Mamady Diaby de la CNOP-G
La rencontre a permis à certains participants de s’approprier du contenu de ce texte de Loi. C’est le cas de Mamady Diaby de la CNOP-G de la région administrative de Faranah. Ce dernier se dit très heureux d’avoir participé à cet atelier et promet de faire la restitution dès son retour auprès des siens : « Nous sommes très heureux que cette Loi ait vu le jour en Guinée. A travers sa lecture aujourd’hui, je me rends compte qu’elle traduit fidèlement la préoccupation des paysans. Il est donc de mon devoir maintenant d’aller à la base dans les radios communautaires, dans les organisations paysannes, pour lire et expliquer le contenu de cette Loi. Car la plupart des paysans ne comprennent pas le français. Donc il faut aller leur expliquer en langue pour être mieux orientés sur le terrain’’.
Avant de lever la séance, le Directeur-Pays de ACORD GUINEE, a tenu à féliciter et remercier les participants pour leur engagement inconditionnel pour la cause du monde paysan.
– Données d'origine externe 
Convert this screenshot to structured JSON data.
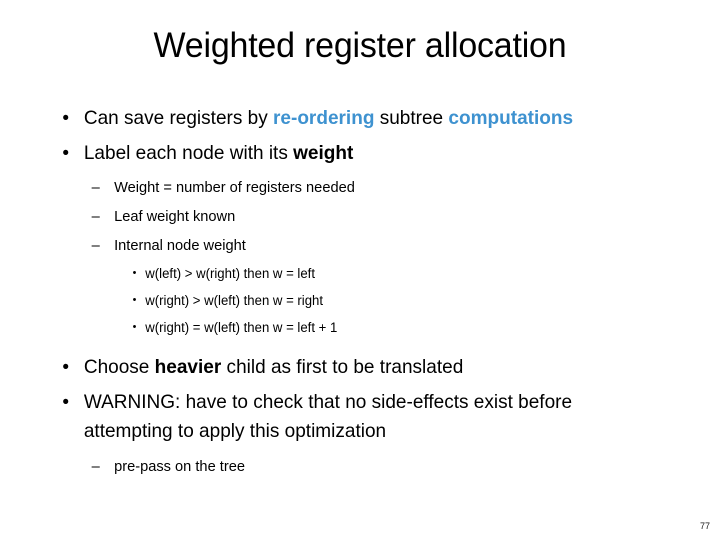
{
  "slide": {
    "title": "Weighted register allocation",
    "page_number": "77",
    "accent_color": "#3E92D0",
    "text_color": "#000000",
    "background_color": "#FFFFFF"
  },
  "markers": {
    "level1": "•",
    "level2": "–",
    "level3": "•"
  },
  "content": {
    "b1": {
      "part1": "Can save registers by ",
      "accent1": "re-ordering",
      "part2": " subtree ",
      "accent2": "computations"
    },
    "b2": {
      "part1": "Label each node with its ",
      "bold1": "weight"
    },
    "b2s1": "Weight = number of registers needed",
    "b2s2": "Leaf weight known",
    "b2s3": "Internal node weight",
    "b2s3a": "w(left) > w(right) then w = left",
    "b2s3b": "w(right) > w(left) then w = right",
    "b2s3c": "w(right) = w(left) then w = left + 1",
    "b3": {
      "part1": "Choose ",
      "bold1": "heavier",
      "part2": " child as first to be translated"
    },
    "b4": "WARNING: have to check that no side-effects exist before attempting to apply this optimization",
    "b4s1": "pre-pass on the tree"
  }
}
M. Macky Bah se dit très séduit par cette motivation : « On a compris que ce n’est pas l’argent qui vous a fait venir ici, c’est la motivation d’apprendre et de comprendre et d’en faire de cet outil un instrument de travail pour aider la Guinée à avancer dans son agriculture. Encore merci une fois de plus à toutes et à tous et bon retour à vous dans vos familles respectives ».
Il faut rappeler que cette rencontre a été organisée sur financement de SMF, à travers le Collectif, avec la participation d’une quarantaine de personnes venues des organisations de la société civile, des organisations paysannes agricoles, des représentants des communautés, des techniciens et conseillers de la CNOP-G, des représentants de la coordination et les médias.